Dhaka, Bangladesh (BBN) – Excess liquidity in the country’s banking system grew more than 10 per cent in June, boosted by the government’s new injection of funds into the system as part of speeding up the budget implementation.
The excess liquidity with the commercial banks rose to BDT 344.98 in June this year from BDT 307.65 billion in May 2010, according to the central bank statistics.
“The government has started releasing funds for implementation of annual development programs that has actually pushed up liquidity in the country’s banking system,” a senior official of the Bangladesh Bank (BB) told BBN in Dhaka.
The BB official also said the excess liquidity could fall in July and August ahead of the Eid-ul-Fitr festival.
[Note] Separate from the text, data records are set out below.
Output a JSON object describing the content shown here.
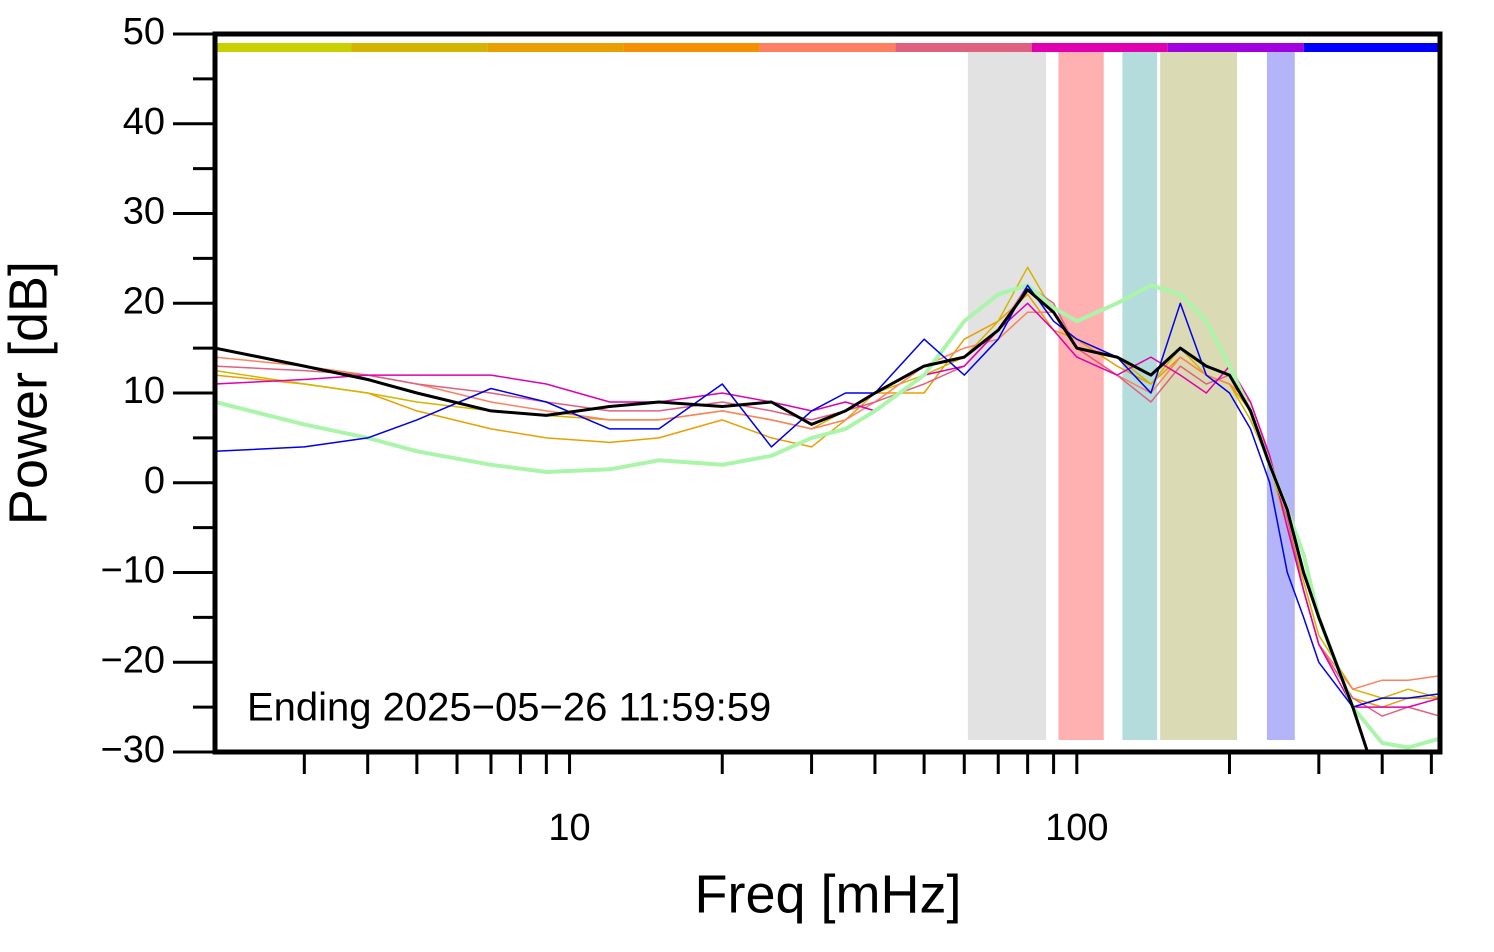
{
  "chart_data": {
    "type": "line",
    "x_label": "Freq [mHz]",
    "y_label": "Power [dB]",
    "annotation": "Ending 2025−05−26 11:59:59",
    "log_x": true,
    "xlim": [
      2,
      520
    ],
    "xticks": [
      10,
      100
    ],
    "xminor_ticks": [
      3,
      4,
      5,
      6,
      7,
      8,
      9,
      20,
      30,
      40,
      50,
      60,
      70,
      80,
      90,
      200,
      300,
      400,
      500
    ],
    "ylim": [
      -30,
      50
    ],
    "yticks": [
      {
        "value": -30,
        "label": "−30"
      },
      {
        "value": -20,
        "label": "−20"
      },
      {
        "value": -10,
        "label": "−10"
      },
      0,
      10,
      20,
      30,
      40,
      50
    ],
    "yminor_ticks": [
      -25,
      -15,
      -5,
      5,
      15,
      25,
      35,
      45
    ],
    "color_bar": [
      "#c8d000",
      "#d4b400",
      "#e8a000",
      "#f59000",
      "#ff8060",
      "#e06080",
      "#e000b0",
      "#a000e0",
      "#0000ff"
    ],
    "bands": [
      {
        "x": [
          61,
          87
        ],
        "color": "#e2e2e2"
      },
      {
        "x": [
          92,
          113
        ],
        "color": "#ffb0b0"
      },
      {
        "x": [
          123,
          144
        ],
        "color": "#b4dcdc"
      },
      {
        "x": [
          146,
          207
        ],
        "color": "#dadab4"
      },
      {
        "x": [
          237,
          269
        ],
        "color": "#b4b4f8"
      }
    ],
    "x": [
      2,
      3,
      4,
      5,
      7,
      9,
      12,
      15,
      20,
      25,
      30,
      35,
      40,
      50,
      60,
      70,
      80,
      90,
      100,
      120,
      140,
      160,
      180,
      200,
      220,
      240,
      260,
      280,
      300,
      350,
      400,
      450,
      520
    ],
    "series": [
      {
        "color": "#e8a000",
        "width": 1.5,
        "values": [
          12,
          11,
          10,
          8,
          6,
          5,
          4.5,
          5,
          7,
          5,
          4,
          7,
          10,
          10,
          16,
          18,
          21,
          17,
          16,
          13,
          11,
          14,
          12,
          11,
          8,
          2,
          -5,
          -12,
          -18,
          -24,
          -25,
          -24,
          -24
        ]
      },
      {
        "color": "#d4b400",
        "width": 1.5,
        "values": [
          12.5,
          11,
          10,
          9,
          8,
          7.5,
          7,
          7,
          8,
          7,
          6,
          8,
          10,
          12,
          14,
          18,
          24,
          19,
          15,
          14,
          11,
          15,
          12,
          11,
          7,
          2,
          -4,
          -11,
          -17,
          -23,
          -24,
          -23,
          -24
        ]
      },
      {
        "color": "#ff8060",
        "width": 1.5,
        "values": [
          14,
          13,
          12,
          11,
          9,
          8,
          7,
          7,
          8,
          7,
          6,
          7,
          9,
          13,
          15,
          16,
          19,
          19,
          15,
          12,
          10,
          14,
          12,
          11,
          9,
          3,
          -4,
          -12,
          -18,
          -23,
          -22,
          -22,
          -21.5
        ]
      },
      {
        "color": "#e06080",
        "width": 1.5,
        "values": [
          13,
          12.5,
          12,
          11,
          10,
          9,
          8,
          8,
          9,
          8,
          7,
          8,
          9,
          11,
          13,
          17,
          22,
          20,
          15,
          12,
          9,
          13,
          11,
          12,
          8,
          3,
          -4,
          -12,
          -18,
          -24,
          -26,
          -25,
          -26
        ]
      },
      {
        "color": "#e000b0",
        "width": 1.5,
        "values": [
          11,
          11.5,
          12,
          12,
          12,
          11,
          9,
          9,
          10,
          9,
          8,
          9,
          8,
          12,
          13,
          17,
          20,
          17,
          14,
          12,
          14,
          12,
          10,
          13,
          9,
          3,
          -5,
          -12,
          -18,
          -25,
          -25,
          -25,
          -24
        ]
      },
      {
        "color": "#aaf5aa",
        "width": 4,
        "values": [
          9,
          6.5,
          5,
          3.5,
          2,
          1.2,
          1.5,
          2.5,
          2,
          3,
          5,
          6,
          8,
          12,
          18,
          21,
          22,
          19.5,
          18,
          20,
          22,
          21,
          18,
          13,
          8,
          2,
          -3,
          -8,
          -15,
          -25,
          -29,
          -29.5,
          -28.5
        ]
      },
      {
        "color": "#0000ee",
        "width": 1.5,
        "values": [
          3.5,
          4,
          5,
          7,
          10.5,
          9,
          6,
          6,
          11,
          4,
          8,
          10,
          10,
          16,
          12,
          16,
          22,
          18,
          16,
          14,
          10,
          20,
          12,
          10,
          6,
          0,
          -10,
          -15,
          -20,
          -25,
          -24,
          -24,
          -23.5
        ]
      },
      {
        "color": "#000000",
        "width": 3,
        "values": [
          15,
          13,
          11.5,
          10,
          8,
          7.5,
          8.5,
          9,
          8.5,
          9,
          6.5,
          8,
          10,
          13,
          14,
          17,
          21.5,
          19,
          15,
          14,
          12,
          15,
          13,
          12,
          8,
          2,
          -3,
          -10,
          -15,
          -25,
          -35,
          null,
          null
        ]
      }
    ]
  }
}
The excess liquidity of the state-owned banks stood at BDT 152.68 billion as on June 30, 2010, while that of the private commercial banks was at BDT 141.06 billion. The excess liquidity of the foreign banks was BDT 45.16 billion at the same time.
Total liquid assets of commercial banks stood at BDT 871.96 billion in June this year against BDT 826.65 billion of May of 2010, the BB data showed.
“Scheduled banks holding of liquid assets as of June, 2010 in the form of cash and balances with Sonali Bank, balances with Bangladesh Bank and unencumbered approved securities are 5.79 per cent, 31.93 per cent and 62.28 per cent respectively of total liquid assets,” the central bank said in a report on liquidity position.
Most of the banks have invested their excess liquidity in different treasury bills and bonds to minimize the cost of funds, the BB officials added.